L’evento, che prevede spettacoli, incontri e workshop, gode dell’Alto Patronato della Presidente della Repubblica, del patrocinio della regione Emilia Romagna e del Comune di Rimini ed è realizzato grazie al sostegno di Conad e con la media partnership di QN – Poligrafici editoriali. Nella giornata di oggi lo spettacolo messo in scena è stato ‘Ragazzi permale’ mentre ‘Capelli in libertà’, ‘One planet one future e WeFree’, ‘Sano divertimento’, ‘Lascia il segno’ e ‘Amici a quattro zampe’ sono alcuni tra i workshop interattivi a cui hanno potuto partecipare gli studenti.
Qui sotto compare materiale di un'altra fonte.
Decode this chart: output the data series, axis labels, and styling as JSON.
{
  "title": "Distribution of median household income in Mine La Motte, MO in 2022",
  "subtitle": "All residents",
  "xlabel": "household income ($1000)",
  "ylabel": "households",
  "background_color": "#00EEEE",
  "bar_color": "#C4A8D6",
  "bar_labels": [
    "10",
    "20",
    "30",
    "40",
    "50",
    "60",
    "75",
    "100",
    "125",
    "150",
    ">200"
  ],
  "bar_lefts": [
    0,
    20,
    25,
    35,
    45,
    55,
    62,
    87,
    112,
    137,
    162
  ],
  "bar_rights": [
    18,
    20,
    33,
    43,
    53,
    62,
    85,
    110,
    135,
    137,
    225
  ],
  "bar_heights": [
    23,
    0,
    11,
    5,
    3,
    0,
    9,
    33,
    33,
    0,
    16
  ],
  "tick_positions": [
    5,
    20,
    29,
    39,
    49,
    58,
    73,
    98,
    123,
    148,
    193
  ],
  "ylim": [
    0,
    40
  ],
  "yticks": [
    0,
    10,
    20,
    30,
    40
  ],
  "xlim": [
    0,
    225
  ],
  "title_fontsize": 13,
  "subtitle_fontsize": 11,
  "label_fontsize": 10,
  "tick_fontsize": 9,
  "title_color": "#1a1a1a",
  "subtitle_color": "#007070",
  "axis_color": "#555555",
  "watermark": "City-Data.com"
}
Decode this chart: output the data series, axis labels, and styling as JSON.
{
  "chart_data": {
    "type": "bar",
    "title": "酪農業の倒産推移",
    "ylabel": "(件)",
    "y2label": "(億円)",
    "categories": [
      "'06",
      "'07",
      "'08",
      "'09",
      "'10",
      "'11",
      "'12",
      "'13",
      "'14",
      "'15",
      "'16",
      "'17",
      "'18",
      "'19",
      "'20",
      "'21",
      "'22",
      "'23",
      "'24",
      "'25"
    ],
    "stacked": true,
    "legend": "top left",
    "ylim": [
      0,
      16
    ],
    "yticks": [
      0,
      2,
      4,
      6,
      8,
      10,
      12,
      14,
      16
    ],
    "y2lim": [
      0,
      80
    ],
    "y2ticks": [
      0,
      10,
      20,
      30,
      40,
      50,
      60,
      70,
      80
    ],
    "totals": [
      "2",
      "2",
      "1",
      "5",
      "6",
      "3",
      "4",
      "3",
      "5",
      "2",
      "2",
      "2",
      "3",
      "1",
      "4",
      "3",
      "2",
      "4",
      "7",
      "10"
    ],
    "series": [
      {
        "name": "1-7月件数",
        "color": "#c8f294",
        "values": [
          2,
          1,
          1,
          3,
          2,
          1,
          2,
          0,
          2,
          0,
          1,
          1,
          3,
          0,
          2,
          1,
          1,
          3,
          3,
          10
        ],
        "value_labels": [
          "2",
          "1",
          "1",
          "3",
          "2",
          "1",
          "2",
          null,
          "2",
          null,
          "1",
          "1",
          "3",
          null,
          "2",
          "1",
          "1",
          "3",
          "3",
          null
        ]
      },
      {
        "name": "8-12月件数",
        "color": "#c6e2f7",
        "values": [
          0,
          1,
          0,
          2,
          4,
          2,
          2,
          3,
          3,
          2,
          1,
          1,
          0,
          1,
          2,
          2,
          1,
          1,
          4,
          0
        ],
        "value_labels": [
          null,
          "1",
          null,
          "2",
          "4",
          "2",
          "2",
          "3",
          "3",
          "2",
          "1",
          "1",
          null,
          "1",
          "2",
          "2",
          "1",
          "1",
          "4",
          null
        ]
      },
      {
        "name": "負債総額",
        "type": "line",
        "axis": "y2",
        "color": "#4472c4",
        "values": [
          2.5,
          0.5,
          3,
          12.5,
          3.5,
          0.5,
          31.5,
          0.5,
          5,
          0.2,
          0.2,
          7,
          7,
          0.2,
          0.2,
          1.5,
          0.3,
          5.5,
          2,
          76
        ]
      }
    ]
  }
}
Presenti alla giornata anche la Polizia di Stato che ha realizzato attività di sensibilizzazione alla sicurezza ferroviaria. Tema di rilievo quest’anno è anche il riciclo e la cura dell’ambiente, oltre come sempre, alla formazione e all’educazione di giovani e adulti.

“Anche il sistema scolastico- ha aggiunto Federico Samaden- deve riflettere perché è troppo strutturato su un giudizio freddo. Per esempio: un ragazzo una mattina ha una verifica e magari la sera prima i propri genitori si sono presi a botte oppure lui ha preso le botte da suo padre alcolizzato. Però si alza comunque, va a fare questa verifica, nell’angoscia e nel peso che porta quel giorno la verifica non va bene. Ma il consiglio di classe non è che valuta tutto quello che è successo a quel ragazzo. Valuta solo quella verifica che è andata male”.

Una testimonianza di forza è quella di Alberto Meroni, autore del libro ‘Scoprirsi Down’ che ai giovani ha ricordato: “la vita è bella e bisogna viverla, anche con un cromosoma in più”. Ma è stato soprattutto lo spettacolo ‘Ragazzi permale’ a mettere in luce l’importanza di quell’affetto e amore che sono fondamentali per i bambini e che poi da adulti non siamo più in grado di chiedere.

“Un essere umano avrebbe bisogno di sette abbracci al giorno” ha affermato dal palco Francesco Apolloni, regista e attore che ha condotto lo spettacolo, invitando i ragazzi in platea ad alzarsi e abbracciarsi. Poi, un enorme palla gonfiabile è stata lanciata tra gli studenti per condurla insieme con le mani verso il palco, grande metafora del “mondo che vorremmo” e che solo grazie agli altri possiamo realizzare.